Saturday, July 31, 2010

Selling Magic Items

Question for you GMs out there - Have you ever let your PCs sell magical weapons? What about spell books? I don’t think this is too rare; I think it is common in most games. What happens to those items? If the party fights a demon summoner and finds his spell book, they would most likely sell it if they couldn’t use it (and maybe if they could). So some guy buys the book (and probably kills the middle man). He is now rampaging in the PCs homeland with demons. They put him down and get the book again. They’re stupid - they sell it again, of course, since the last guy is now dead, no one will pay well for it because they understand there is danger.
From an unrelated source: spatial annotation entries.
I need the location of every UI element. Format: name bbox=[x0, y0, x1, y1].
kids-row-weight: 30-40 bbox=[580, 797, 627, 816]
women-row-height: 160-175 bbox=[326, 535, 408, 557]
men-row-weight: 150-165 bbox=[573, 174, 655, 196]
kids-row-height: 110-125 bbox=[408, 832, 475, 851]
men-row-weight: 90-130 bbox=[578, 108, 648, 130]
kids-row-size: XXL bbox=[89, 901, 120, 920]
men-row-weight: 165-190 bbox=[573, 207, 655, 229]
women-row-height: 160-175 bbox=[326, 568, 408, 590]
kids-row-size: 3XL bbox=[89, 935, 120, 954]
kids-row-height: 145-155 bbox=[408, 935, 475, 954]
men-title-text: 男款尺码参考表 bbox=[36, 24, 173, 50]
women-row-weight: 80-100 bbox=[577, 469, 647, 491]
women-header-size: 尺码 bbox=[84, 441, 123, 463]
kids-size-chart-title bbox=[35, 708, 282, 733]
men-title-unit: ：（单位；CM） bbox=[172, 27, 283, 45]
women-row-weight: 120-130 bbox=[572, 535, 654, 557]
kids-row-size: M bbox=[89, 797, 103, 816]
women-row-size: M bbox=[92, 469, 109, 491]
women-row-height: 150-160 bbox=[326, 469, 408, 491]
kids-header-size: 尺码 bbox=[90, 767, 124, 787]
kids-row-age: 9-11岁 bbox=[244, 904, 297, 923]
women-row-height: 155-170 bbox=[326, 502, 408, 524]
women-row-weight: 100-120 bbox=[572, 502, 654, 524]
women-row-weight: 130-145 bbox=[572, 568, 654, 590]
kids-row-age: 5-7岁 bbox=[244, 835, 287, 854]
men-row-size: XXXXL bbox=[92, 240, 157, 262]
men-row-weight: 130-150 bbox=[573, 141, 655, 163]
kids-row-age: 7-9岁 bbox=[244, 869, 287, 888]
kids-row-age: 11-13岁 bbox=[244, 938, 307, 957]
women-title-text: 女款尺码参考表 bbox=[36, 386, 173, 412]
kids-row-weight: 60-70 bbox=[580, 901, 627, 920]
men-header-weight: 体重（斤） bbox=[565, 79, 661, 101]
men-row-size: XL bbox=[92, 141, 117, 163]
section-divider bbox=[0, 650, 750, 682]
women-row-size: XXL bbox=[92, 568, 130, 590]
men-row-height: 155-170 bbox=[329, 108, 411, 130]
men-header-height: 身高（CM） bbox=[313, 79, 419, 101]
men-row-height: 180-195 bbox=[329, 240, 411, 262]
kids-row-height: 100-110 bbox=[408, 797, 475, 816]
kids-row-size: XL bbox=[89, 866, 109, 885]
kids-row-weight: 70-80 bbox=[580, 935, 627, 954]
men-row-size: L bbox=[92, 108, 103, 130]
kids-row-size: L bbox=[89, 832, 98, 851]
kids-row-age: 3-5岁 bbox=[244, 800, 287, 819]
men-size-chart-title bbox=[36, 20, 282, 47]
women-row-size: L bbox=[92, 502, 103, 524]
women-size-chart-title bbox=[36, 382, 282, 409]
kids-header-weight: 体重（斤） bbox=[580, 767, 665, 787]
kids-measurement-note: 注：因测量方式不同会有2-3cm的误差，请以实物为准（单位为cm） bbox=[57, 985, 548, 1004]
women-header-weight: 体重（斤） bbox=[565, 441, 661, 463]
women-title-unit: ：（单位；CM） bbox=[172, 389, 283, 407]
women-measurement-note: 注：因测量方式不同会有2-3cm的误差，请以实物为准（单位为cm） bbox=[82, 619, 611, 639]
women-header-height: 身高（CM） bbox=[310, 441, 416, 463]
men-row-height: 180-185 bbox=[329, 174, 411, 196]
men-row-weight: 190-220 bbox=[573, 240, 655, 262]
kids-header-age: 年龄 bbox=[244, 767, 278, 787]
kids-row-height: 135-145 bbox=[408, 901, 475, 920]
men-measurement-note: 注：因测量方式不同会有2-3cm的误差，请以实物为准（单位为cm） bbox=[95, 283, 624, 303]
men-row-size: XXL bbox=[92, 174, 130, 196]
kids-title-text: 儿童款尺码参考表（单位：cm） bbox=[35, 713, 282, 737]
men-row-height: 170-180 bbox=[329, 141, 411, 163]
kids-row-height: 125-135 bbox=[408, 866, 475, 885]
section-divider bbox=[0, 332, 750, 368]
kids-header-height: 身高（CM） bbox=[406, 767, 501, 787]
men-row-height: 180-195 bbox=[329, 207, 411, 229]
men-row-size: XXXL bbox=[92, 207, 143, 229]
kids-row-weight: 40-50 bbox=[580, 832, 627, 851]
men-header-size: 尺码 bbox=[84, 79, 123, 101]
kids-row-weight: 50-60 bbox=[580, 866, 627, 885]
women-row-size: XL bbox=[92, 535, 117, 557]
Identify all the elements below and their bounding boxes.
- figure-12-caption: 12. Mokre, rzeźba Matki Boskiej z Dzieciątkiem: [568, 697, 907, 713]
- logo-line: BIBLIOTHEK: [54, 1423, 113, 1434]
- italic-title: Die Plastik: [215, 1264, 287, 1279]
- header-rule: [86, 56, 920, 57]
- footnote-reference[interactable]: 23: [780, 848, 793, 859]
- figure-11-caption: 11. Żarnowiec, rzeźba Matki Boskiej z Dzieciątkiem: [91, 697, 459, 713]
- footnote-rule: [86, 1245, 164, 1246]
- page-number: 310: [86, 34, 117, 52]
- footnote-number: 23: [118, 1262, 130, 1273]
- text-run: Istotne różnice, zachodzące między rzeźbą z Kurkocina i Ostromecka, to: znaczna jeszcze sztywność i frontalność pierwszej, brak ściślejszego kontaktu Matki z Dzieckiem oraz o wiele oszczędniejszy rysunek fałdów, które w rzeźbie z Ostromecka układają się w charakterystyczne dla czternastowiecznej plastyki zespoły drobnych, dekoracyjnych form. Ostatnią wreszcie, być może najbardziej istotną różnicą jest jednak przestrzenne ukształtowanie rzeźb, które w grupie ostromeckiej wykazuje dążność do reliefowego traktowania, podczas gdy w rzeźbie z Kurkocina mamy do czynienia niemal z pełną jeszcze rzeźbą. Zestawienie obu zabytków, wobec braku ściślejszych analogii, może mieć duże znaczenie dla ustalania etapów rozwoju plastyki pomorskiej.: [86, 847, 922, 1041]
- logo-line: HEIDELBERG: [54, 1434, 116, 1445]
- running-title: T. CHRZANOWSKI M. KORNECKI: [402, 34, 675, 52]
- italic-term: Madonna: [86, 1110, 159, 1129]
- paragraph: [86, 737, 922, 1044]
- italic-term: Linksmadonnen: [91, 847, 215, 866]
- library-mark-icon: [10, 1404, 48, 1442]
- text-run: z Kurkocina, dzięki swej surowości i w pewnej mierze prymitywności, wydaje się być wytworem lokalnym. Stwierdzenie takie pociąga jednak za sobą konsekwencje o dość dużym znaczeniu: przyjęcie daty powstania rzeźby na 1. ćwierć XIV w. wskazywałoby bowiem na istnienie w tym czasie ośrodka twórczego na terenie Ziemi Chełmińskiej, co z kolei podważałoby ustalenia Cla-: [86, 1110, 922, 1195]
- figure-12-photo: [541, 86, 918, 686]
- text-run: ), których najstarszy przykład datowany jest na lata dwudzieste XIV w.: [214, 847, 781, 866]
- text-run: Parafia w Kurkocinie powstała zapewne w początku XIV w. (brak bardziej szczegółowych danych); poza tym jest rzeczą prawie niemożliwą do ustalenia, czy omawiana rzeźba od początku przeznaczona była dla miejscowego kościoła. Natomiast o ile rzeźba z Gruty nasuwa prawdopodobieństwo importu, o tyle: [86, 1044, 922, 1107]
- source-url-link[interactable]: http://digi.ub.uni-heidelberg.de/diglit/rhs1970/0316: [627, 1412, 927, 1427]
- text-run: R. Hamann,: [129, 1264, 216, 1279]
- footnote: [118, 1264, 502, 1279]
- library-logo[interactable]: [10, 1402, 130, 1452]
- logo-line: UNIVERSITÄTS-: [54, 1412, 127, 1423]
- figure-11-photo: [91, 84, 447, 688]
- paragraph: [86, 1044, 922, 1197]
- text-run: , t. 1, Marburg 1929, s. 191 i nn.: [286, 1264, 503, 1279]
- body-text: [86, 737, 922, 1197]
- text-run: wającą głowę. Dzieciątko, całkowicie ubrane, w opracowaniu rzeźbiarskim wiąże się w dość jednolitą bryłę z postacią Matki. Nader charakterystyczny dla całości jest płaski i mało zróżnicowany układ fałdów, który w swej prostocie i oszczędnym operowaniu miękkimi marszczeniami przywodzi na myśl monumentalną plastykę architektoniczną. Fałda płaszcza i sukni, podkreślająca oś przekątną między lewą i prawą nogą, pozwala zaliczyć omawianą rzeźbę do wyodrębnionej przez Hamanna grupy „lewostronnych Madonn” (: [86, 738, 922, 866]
So they sell it to a “passing merchant in a bar”. He either is or off loads it to a truly dangerous man who summons the demons as part of a major assault on the government of the city. #1 - the players seem to be endangering themselves needlessly. #2 - Shouldn’t someone (like someone afraid to buy the book) tell the government that the party is at fault for the demon invasion?
OK - go the other way - They dump a whole bunch of magic items on some merchant and he sells them to whoever he can - like the bandits who the players will be fighting next. Does the party just keep arming their opponents? At some level they will think how smart they are for selling the same items over and over again, but that would imply that you aren’t making the missions hard enough.
A while back in one of my campaigns a vorpal claymore came home from a mission. Most of the party was quick to try and sell it, but a couple of them said, “No way! I’m not going against someone with a vorpal claymore!” Funny how the melee types did not want to sell it, but the mage types weren’t worried. Hmm, there may be a moral in that somewhere.
Even fantasy characters have to learn - there are consequences to every action.